Si vous connaissez une jeune personne affectée par l’anxiété, la dépression ou la détresse psychologique, vous n’êtes pas seul. En effet, les problèmes de santé mentale chez les jeunes sont en hausse au Canada depuis dix ans. Que faut-il savoir? Comment les aider. Voici les réponses à des questions importantes sur les jeunes et la santé mentale que vous n’avez peut-être jamais osé poser.

1. En matière de santé mentale, qu’y a-t-il de particulier chez les jeunes, par rapport au reste de la population ?

Dans la population en général, une personne sur cinq souffre de problèmes de santé mentale. Chez les jeunes, de 5 % à 10 % souffrent de dépression. Les hospitalisations et les visites à l’urgence pour des troubles de santé mentale des jeunes de 5 à 24 ans ont presque doublé au cours des dix dernières années au pays, selon l’Institut canadien d’information sur la santé.

De plus, depuis 2010-2011, la proportion d’élèves du secondaire qui souffrent de troubles anxieux est passée de 9 % à 17 %, tandis que ceux qui présentent un « niveau élevé » de détresse psychologique sont passés de 21 % à 29 %, selon l’Enquête québécoise sur la santé des jeunes du secondaire de l’Institut de la statistique du Québec. L’anxiété touche particulièrement les filles, qui sont deux fois plus nombreuses (22 %) à avoir reçu un diagnostic de trouble anxieux contre 11 % des garçons.

2. Y a-t-il des différences pour les jeunes sur le plan des symptômes ?

« Les symptômes et les manifestations sont différents chez les jeunes. Par exemple, quand on parle de dépression chez les adultes, on remarque surtout de l’apathie, de la tristesse, de l’isolement et de la fatigue. Chez les adolescents, les symptômes les plus courants sont l’irritabilité excessive, l’agitation et la difficulté à se concentrer. Ce n’est pas l’image que l’on se fait couramment d’une personne en dépression. On a plus tendance à dire que c’est un jeune qui dérange », explique Josiane Babin, gestionnaire du programme Solidaires pour la santé mentale de la Fondation Jeunes en tête.

Ce programme est offert gratuitement aux écoles du Québec pour sensibiliser les adolescents à la dépression, et expliquer comment la reconnaître et quoi faire lorsqu’on est inquiet pour quelqu’un.

3. Sur les plans personnel, social et familial, quels sont les plus grands défis rencontrés par les jeunes aux prises avec des problèmes de santé mentale ?

« Les symptômes provoqués par la détresse psychologique ont un effet sur les relations avec les autres : famille, amis, camarades de classe. Le jeune affecté peut avoir tendance à s’isoler, à entrer en conflit ou à consommer des substances, drogue ou alcool. Son jugement est affecté. Le parcours scolaire sera aussi influencé. La dépression est l’une des principales causes de décrochage scolaire. L’un des plus grands défis est de se sortir de cette « bulle » négative pour aller chercher l’aide dont on a besoin. Une fois que le jeune a son diagnostic, le défi est d’avoir un traitement adapté à sa situation, qui fonctionne bien et lui permet de se remettre sur pied », dit Josiane Babin.

4. Pourquoi les jeunes hésitent-ils parfois à parler de leurs problèmes de santé mentale lorsqu’ils surviennent ?
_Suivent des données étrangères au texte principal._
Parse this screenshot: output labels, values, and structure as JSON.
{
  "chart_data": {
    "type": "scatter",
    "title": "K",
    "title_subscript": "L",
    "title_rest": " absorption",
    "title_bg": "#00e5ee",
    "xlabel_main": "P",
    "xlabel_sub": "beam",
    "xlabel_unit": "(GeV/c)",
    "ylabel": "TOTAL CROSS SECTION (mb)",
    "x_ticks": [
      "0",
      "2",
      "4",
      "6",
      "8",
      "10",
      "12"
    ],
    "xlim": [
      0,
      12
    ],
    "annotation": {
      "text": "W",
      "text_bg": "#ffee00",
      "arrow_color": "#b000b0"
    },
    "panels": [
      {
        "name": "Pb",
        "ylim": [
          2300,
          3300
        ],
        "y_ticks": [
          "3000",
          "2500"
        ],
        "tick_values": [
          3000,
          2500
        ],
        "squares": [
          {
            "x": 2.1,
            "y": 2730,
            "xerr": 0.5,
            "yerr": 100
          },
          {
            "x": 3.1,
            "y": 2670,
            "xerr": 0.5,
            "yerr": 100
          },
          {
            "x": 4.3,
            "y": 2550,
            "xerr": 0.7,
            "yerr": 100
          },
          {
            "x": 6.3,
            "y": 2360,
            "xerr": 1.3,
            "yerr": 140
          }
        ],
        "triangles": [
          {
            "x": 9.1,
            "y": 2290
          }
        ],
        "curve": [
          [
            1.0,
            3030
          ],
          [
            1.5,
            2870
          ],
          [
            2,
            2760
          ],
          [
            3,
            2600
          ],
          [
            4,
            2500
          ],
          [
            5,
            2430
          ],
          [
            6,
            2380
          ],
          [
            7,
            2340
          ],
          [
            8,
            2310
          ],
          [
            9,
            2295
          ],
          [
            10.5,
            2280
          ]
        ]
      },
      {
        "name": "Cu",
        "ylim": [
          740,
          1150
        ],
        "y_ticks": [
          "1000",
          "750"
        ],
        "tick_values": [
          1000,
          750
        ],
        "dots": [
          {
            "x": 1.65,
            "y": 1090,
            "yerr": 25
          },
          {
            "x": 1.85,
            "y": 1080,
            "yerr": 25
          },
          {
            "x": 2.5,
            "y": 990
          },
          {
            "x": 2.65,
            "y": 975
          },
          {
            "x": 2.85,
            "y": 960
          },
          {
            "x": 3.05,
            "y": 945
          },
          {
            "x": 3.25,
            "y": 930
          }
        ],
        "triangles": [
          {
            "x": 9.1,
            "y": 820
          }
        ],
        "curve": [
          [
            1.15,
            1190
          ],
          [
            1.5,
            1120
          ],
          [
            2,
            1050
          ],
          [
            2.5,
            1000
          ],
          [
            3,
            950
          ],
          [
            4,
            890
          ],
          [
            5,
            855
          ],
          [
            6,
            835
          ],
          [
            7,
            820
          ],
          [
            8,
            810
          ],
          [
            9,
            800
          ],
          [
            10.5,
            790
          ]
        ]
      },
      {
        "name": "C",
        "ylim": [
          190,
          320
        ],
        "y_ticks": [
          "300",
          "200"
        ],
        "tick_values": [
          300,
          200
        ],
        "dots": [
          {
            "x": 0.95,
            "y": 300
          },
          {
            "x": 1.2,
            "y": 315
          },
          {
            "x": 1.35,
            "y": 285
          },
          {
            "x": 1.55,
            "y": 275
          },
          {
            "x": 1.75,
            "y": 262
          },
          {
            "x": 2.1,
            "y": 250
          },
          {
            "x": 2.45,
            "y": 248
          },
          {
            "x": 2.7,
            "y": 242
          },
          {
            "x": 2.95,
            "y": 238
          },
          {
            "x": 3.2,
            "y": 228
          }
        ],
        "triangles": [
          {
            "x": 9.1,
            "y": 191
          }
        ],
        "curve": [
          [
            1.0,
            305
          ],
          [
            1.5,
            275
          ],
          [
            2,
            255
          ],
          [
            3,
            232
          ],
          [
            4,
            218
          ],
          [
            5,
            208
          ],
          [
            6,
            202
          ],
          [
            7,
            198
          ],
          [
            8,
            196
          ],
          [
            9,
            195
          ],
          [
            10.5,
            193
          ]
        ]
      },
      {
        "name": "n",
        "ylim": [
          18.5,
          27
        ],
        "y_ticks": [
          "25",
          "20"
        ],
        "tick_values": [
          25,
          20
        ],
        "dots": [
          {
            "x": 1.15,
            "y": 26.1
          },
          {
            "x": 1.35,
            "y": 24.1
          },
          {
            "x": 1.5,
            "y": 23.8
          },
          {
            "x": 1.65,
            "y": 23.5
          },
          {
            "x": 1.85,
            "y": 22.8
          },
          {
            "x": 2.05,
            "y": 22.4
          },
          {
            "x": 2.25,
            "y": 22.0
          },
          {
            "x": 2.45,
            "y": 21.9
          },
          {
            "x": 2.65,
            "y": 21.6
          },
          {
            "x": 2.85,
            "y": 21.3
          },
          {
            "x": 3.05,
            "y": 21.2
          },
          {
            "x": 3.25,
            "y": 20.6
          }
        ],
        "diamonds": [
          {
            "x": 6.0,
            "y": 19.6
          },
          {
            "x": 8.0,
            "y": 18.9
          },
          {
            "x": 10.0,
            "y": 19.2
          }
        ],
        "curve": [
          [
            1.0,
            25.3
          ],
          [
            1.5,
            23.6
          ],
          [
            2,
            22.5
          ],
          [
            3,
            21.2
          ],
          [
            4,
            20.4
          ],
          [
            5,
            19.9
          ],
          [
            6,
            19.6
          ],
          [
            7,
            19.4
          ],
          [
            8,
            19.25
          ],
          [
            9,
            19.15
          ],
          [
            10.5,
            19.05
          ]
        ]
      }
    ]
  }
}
« Il y a encore beaucoup de préjugés sur la santé mentale. Ils ont peur de se faire traiter de faibles, de se faire dire qu’ils ne sont « pas bons », de ne pas arriver à régler leurs problèmes par eux-mêmes. Ils ont peur d’aller voir la travailleuse sociale de l’école, par exemple, car c’est stressant pour eux. Ils ont peur que toute l’école le sache. Ils ont peur que les parents soient mis au courant, ils ont peur d’être punis à cause de cela. Ils ont peur de décevoir ou de faire de la peine à leurs parents. Il arrive qu’ils aient eu des mauvaises expériences en essayant d’en parler auparavant. Parfois, ils ont eux-mêmes des préjugés envers la maladie mentale. Ils se disent « mais non, je ne suis pas fou, je ne suis pas folle ». Et parfois, ils ne réalisent même pas qu’ils ne vont pas bien », dit Josiane Babin.

L’exemple d’Elizabeth, qui témoigne dans cette touchante vidéo du programme Solidaires pour la santé mentale démontre que le fait de demander de l’aide peut faire toute la différence et qu’il est possible d’aller mieux.

5. Quels préjugés les personnes touchées par des problèmes de santé mentale ont-elles encore à surmonter en 2019 ?

« Des gens vont parfois juger la personne qui a des problèmes de santé mentale comme peu intelligente, incapable de se prendre en mains, paresseuse, ou dire qu’elle fait semblant, qu’elle recherche de l’attention. »

Or, les personnes touchées par des problèmes de santé mentale sont loin d’être paresseuses ou de mauvaises volonté! Selon l’Organisation mondiale de la santé (OMS), la maladie mentale se définit par des changements qui affectent la pensée, l’humeur ou le comportement d’une personne, et qui lui causent de la détresse ou de la souffrance. En revanche, toujours selon l’OMS, la santé mentale est « un état de bien-être permettant à chacun de reconnaître ses propres capacités, de se réaliser, de surmonter les tensions normales de la vie, d’accomplir un travail productif et fructueux et de contribuer à la vie de sa communauté. »

6. Quels indices les plus courants peuvent nous indiquer qu’une personne a des problèmes de santé mentale, y a-t-il des signes à surveiller ?

« Avec les adolescents, on parle surtout d’une rupture dans les comportements. La personne change de façon de penser, d’agir, de fonctionner au quotidien. On décèle de l’irritabilité, un manque d’énergie, des troubles du sommeil ou de l’appétit. Mais il arrive que le jeune se mette un « masque » pour faire croire aux autres que tout va bien, alors que ça ne va pas. Il peut aussi tomber dans la consommation excessive, ou des comportements excessifs. Les idées suicidaires peuvent être présentes et on doit les prendre au sérieux. Quand on observe des changements importants chez un jeune, ce sont des indices à surveiller. »

Jeune adolescent triste ou déprimé, réconforté par une amie, avec deux jeunes discutant en arrière-plan.

7. Si on soupçonne qu’un ami, un parent ou une connaissance a un problème de santé mentale, quels sont les meilleurs gestes à poser pour aider cette personne ?

« On propose quatre étapes. La première est d’observer les changements et les symptômes. La deuxième est de briser son isolement en essayant de lui en parler, d’en discuter avec lui, de lui demander s’il y a quelque chose qui ne va pas. On peut lui dire qu’on a remarqué des changements, dire qu’on est inquiet et lui demander si on peut faire quelque chose pour l’aider.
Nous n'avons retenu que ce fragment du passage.